Set in Paris, “Breathless” is a story about a charismatic psychopath named Michel, played by Jean-Paul Belmondo, who falls in love with an American girl, Patricia, played by Jean Seberg. It’s the original Bonnie and Clyde, the Kit and Holly of Terrence Malick’s “Badlands.” It’s the 60s heart and flesh. It’s the marriage of American and French Cinema.
That’s one story. The real story is about a guy obsessed with Hollywood cinema. He is in love with Humphrey Bogart, James Cagney and all those gangster guys from black-and-white movies. He’s obsessed with the persona: the apathy, the charisma, the suaveness. He wants to be like them. Even the crimes they commit are cool. He falls in love with an American. Michel’s determination in life is to live like he thinks Americans live, and he achieves so by completely disregarding reality.

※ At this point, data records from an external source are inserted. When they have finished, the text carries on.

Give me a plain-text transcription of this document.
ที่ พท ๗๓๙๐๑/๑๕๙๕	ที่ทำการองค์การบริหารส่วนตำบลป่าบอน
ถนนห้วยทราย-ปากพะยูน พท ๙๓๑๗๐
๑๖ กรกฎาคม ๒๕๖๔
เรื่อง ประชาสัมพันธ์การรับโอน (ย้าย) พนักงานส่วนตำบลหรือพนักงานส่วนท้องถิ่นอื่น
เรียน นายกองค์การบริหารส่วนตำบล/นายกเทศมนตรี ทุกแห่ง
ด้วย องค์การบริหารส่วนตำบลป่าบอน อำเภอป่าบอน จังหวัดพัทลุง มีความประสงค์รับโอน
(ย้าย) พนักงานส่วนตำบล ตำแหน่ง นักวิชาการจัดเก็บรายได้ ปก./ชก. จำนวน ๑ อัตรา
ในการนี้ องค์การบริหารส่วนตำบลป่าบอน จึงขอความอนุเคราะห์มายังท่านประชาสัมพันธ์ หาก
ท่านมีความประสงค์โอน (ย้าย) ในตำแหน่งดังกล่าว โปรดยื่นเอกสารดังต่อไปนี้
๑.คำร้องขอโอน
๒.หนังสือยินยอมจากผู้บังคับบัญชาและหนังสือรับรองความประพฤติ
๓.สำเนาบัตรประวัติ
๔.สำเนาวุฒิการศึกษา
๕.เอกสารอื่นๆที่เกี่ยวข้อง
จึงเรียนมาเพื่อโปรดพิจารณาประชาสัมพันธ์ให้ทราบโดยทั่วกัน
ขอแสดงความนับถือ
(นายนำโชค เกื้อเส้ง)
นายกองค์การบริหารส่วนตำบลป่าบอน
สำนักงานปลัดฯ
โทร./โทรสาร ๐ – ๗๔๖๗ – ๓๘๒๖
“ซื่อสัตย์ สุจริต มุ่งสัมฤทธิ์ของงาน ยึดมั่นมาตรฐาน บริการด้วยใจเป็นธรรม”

Godard is Michel, also obsessed with American cinema. Howard Hawks, Alfred Hitchcock, Fritz Lang– those are his idols, and the film is filled with references to them. In a world full of film-references, of social commentary, the world of the meta, it’s fulfilling to see the cornerstone of this tradition. The film was dedicated to Monogram Pictures, a small unknown studio from France which Godard was very fond of. Their films were original, with tiny budgets and made by up-and-coming filmmakers. Their intent was to preserve French cinema in the overwhelming abundance of American films. Godard kicked off the French cinematic tradition by using the American formula and destroying the mirror. French cinema had to understand its obsession with American cinema and how it overshadowed their potential.
Godard made “Breathless” with no rigs, no expensive equipment and on no set but the streets of France. He laid the foundations for those aspiring film-geeks who would one day pick up a camera and not be intimidated by the grandiose budgets of Hollywood movies.
He intended a film for the museums, but instead gave cinema to the people.